Summary of the lecture and discussion:

The lecture was given by Ludovic Delepine and Marco Amabilino, from the Archives of the European Parliament. This archive offers the possibility to view documents since 1952 and to make them accessible to the general public in a simplified way through a digital archive. However, it must be mentioned that the available documents only go back to 1994, due to the data protection regulation that documents may only be published after 30 years. One interesting point was their explanation of how they can export text from scanned documents. An AI is used here which can export these texts using deep learning. In addition, the digital archive makes it possible to offer several similar thematic documents based on tokens in a document. Nevertheless, it should be noted that the introduction to the presentation was perceived as interesting. However, as the presentation progressed, the thread was increasingly lost, which can be attributed to the extensive use of technical terms and the limited prior knowledge of the subject area. The few questions that were not asked by us students were also very specific questions, the content of which I did not fully grasp. As a result, it was too difficult and too incomprehensible for me to understand what the final discussion was about.

Prepared questions:

  1. While reading the article “Archives and AI”, the Records Continuum model was presented. Can you explain this as its function was not clear to me.
  2. What future prospects do you see for AI in archive work, and in which areas do you see the greatest benefits or challenges?
  3. Are there any particular difficulties or advantages that should be considered when processing historical archives from different eras, such as medieval or early modern documents compared to those from the 20th century (European Holocaust Research Infrastructure – EHRI)?
  4. Could it be a disadvantage for future generations if they work primarily with AI and immerse themselves less in historical research and source criticism?
  5. I am having problems with the “content-analysis” dashboard. I don’t quite understand how the intertopic distance visualization works and what function it has to provide me with information.

DH Theory: Criticisms; Transparency; Reproducibility/Documentation, 06/11/2024

This week’s course was about DH Theory. At the beginning, the question ‘How do we know what is true?’ was asked. This was based on the example of David Irving, who was found to have deliberately spread fake news in his works and also denied the Holocaust. Such an example raises the question of how it is possible to prove that a historian deliberately fakes information and news.

We are able to prove bad historical scholarship based on written records. There is also a method that can be used to prove this for data-driven research. This method makes it possible to track data-driven research and thus prove whether it is correct. This method consists of 5 steps.

Selection is the process of choosing which data to include or exclude from your analysis. Modeling refers to how you structure and represent your data conceptually. Normalisation aims to standardize and represent the data conceptually. Linking aims to establish connections between different data elements or sources. And lastly, Classification groups data into meaningful categories.

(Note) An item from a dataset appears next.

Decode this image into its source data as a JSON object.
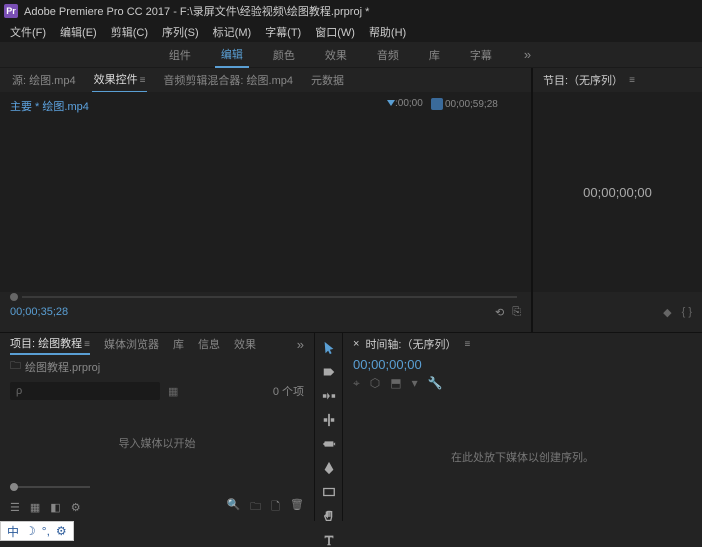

Based on these 5 steps, we should then document the network we created a few weeks ago with the aim of enabling someone else to obtain the same data later on.

In a further step, there is also the term FAIR Data. This is a concept that states that research data must be easily findable, accessible, interoperable and reusable. The data must therefore not disappear (F), must be accessible (A), it must be possible to connect the data with another data set (I) and the data must generally be reusable for interconnectivity with other data sets (R).